I’m adding this one in here because the movie, starring Denzel Washington and John Goodman, is a lot better than people give it credit for since a demon known as Azazel is having a great bit of fun at the lead actor’s expense and is busily framing murders on him to get even. The whole thing starts however with the detective, played by Denzel, narrating the story as he tells how he almost died, while it shows him scrambling frantically for something in the snow. By the end of the movie, we find out that his plan to kill Azazel almost succeeded, but failed since the demon found another host to keep moving onward.

4. Pulp Fiction

The diner scene in which Jules tells Vincent of his desire to get out of the business, basically being a paid hitman, and is eventually held at gunpoint by Tim Roth’s character, is a bit long but does serve as a great scene since it allows Samuel L. Jackson to deliver a great speech and a few great lines that a lot of people are bound to remember. All in all, it’s not exactly the best scene in the movie, but it’s one that is just chaotic enough and just good enough to make this list since it was something that a person couldn’t help but pay attention to given that Jackson does give a great performance.

3. Fight Club

Again, this is another scene that is kind of long for an ending scene since it’s a final showdown of sorts between the narrator and Tyler Durden, who are the same individual as the audience has already discovered.
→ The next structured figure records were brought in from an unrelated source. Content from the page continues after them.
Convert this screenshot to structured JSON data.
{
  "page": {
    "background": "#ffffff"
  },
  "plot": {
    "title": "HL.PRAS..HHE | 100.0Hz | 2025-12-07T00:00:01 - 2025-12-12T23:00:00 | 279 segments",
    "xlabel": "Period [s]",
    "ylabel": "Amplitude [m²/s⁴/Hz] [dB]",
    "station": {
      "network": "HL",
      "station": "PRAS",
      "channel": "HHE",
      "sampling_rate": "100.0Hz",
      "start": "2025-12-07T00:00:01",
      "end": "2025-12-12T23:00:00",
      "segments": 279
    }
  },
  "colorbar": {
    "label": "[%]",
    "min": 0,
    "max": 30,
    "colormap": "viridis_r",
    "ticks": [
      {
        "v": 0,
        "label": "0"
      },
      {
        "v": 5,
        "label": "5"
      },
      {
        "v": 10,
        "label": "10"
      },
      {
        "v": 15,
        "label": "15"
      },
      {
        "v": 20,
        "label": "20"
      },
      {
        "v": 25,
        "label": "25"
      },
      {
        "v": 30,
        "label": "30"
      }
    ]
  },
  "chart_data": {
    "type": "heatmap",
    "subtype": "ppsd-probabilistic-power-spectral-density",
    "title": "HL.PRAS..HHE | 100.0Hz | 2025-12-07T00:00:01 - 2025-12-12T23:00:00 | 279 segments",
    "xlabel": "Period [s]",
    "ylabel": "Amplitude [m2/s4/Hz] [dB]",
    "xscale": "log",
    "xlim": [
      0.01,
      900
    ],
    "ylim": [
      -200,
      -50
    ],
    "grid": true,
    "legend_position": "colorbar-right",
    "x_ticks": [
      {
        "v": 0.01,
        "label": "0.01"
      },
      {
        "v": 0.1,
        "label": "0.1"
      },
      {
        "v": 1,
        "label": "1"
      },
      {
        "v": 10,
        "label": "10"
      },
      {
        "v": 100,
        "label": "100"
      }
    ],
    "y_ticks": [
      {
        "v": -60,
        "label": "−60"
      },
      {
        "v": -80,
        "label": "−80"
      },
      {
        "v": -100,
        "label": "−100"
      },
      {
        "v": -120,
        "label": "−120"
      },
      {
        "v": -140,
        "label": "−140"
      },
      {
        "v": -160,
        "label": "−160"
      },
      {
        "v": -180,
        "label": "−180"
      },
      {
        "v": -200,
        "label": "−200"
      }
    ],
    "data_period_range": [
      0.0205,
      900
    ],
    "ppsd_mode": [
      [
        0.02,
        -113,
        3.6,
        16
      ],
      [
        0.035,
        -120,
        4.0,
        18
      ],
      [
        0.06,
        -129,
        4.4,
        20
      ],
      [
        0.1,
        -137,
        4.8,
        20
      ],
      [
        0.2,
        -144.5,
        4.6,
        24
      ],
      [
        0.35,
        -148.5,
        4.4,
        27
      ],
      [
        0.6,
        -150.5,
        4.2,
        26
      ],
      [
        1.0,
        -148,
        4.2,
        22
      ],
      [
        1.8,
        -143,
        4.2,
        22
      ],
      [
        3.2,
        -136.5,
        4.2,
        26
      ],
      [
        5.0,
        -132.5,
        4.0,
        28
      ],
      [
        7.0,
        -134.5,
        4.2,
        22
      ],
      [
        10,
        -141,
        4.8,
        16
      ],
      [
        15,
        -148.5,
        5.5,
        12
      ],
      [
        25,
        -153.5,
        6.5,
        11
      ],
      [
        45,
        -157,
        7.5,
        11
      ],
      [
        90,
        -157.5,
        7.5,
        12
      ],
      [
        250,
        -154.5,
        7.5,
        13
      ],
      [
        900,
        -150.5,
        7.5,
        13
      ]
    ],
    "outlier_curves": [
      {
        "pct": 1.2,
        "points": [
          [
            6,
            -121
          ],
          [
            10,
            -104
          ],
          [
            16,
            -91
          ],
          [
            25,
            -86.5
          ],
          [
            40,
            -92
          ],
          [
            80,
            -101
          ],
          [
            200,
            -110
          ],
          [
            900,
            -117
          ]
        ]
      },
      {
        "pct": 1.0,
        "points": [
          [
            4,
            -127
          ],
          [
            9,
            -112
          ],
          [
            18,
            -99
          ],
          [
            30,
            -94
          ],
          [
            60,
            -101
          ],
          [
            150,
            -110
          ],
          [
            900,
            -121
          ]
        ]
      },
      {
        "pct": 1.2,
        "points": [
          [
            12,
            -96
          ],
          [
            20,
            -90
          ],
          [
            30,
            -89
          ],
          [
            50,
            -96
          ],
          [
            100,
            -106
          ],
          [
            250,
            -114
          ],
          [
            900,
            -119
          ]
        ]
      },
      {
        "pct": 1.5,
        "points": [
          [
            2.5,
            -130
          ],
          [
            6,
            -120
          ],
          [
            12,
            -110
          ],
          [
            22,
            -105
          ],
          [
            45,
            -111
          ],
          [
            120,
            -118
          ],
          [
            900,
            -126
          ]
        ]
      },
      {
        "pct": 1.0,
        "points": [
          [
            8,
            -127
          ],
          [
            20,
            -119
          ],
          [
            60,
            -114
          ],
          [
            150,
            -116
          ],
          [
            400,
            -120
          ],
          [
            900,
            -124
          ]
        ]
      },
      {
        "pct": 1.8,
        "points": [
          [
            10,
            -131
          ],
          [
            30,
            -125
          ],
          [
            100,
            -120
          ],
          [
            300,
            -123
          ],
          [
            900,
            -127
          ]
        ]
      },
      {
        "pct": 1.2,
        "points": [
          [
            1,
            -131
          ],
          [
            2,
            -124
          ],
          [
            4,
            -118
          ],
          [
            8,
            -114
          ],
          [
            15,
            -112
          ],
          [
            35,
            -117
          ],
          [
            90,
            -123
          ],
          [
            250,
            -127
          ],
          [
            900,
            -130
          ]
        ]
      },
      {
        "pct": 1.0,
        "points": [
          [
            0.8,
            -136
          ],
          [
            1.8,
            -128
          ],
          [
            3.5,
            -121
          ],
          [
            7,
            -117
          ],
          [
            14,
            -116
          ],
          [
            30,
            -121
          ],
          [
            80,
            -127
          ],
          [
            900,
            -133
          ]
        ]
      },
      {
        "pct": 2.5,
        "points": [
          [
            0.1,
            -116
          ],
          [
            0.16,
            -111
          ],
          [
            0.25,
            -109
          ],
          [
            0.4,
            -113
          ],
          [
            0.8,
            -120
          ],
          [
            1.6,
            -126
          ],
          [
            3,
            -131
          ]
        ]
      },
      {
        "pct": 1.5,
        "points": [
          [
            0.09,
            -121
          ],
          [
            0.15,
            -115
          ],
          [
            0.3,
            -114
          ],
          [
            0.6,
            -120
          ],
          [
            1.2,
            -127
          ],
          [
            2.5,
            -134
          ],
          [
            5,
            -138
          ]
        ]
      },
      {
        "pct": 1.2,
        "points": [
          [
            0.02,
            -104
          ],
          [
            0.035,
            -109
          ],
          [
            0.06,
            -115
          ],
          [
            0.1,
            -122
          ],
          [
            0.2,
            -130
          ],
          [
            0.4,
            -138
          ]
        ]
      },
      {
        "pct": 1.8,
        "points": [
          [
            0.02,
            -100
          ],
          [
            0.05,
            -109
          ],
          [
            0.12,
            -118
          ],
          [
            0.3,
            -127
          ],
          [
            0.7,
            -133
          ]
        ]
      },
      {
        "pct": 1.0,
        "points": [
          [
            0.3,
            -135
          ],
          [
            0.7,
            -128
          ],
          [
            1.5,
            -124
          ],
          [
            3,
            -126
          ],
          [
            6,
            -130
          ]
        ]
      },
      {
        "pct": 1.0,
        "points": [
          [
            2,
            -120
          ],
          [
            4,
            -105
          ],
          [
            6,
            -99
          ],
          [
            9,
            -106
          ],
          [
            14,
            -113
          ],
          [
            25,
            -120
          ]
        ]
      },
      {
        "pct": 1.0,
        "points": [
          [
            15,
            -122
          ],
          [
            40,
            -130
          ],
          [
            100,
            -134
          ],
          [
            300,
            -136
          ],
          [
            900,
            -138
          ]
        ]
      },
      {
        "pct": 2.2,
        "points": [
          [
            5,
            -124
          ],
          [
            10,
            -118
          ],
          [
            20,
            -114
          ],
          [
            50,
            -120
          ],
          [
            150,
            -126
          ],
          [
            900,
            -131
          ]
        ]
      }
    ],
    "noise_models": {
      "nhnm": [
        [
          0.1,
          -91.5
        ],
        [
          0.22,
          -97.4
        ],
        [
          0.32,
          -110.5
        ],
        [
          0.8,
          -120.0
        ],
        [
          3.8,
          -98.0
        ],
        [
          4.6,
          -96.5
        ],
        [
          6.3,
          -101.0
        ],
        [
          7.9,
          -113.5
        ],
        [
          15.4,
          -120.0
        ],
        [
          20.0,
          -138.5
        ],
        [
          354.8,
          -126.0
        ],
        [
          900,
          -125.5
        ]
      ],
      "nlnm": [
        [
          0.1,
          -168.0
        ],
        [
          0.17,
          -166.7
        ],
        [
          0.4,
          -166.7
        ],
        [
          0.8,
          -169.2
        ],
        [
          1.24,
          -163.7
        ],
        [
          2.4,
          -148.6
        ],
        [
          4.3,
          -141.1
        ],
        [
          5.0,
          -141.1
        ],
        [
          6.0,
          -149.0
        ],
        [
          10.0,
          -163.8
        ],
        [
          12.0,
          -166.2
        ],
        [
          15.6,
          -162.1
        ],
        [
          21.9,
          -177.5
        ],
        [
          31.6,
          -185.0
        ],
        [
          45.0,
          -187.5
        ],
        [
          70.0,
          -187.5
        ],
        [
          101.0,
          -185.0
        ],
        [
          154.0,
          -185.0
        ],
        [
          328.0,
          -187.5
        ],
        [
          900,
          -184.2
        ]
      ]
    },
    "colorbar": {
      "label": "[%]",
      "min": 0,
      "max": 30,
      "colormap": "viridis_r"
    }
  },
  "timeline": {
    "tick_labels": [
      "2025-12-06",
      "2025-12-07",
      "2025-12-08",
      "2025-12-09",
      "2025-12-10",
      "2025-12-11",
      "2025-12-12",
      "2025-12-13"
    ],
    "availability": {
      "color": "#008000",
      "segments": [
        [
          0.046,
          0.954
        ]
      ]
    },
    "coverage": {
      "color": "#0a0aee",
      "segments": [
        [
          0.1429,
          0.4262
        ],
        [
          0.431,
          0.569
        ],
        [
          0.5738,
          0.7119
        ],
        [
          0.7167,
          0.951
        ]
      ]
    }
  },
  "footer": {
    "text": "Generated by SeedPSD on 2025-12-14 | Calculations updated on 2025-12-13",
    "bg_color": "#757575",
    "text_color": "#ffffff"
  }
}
But Tyler finally takes responsibility for his actions and begins to assert control once again as he realizes that Tyler doesn’t have the gun, he does. What he does next is what some might call an exorcism of some type, but it definitely works since Tyler is no more by the time the narrator is found. It’s a strange and very disturbing scene since one has to simply imagine what it’s like to go this nuts, but it works for the movie.

2. Memento

This movie is one big exercise in moving backward since that’s all about all it does from start to finish, and by the time it’s all said and done it does feel as though the audience is no longer supposed to feel sorry for Leonard, but irritated that they’ve spent all their sympathy points on this guy that has killed who knows how many individuals while trying to find the one that killed his wife. The worst part is that HE is the guy that accidentally killed his wife with an overdose since he couldn’t remember that he’d already given her a shot and eventually dosed her too much. So he’s not really the bad guy, but he’s definitely a frustrating character.

1. Snatch

It’s easy to think that no one would have guessed that this was the ending scene when the movie first started up since it wasn’t made obvious. We were introduced to the main characters, we did see that some of them were shady, well okay, most of them were shady, but some were even worse, and we did see that it had a pretty strong cast. But up until the moment that Turkish and Tommy grabbed the dog at the end, it was easy to think that the beginning scene was just that, the beginning.

Sometimes the end is the best beginning.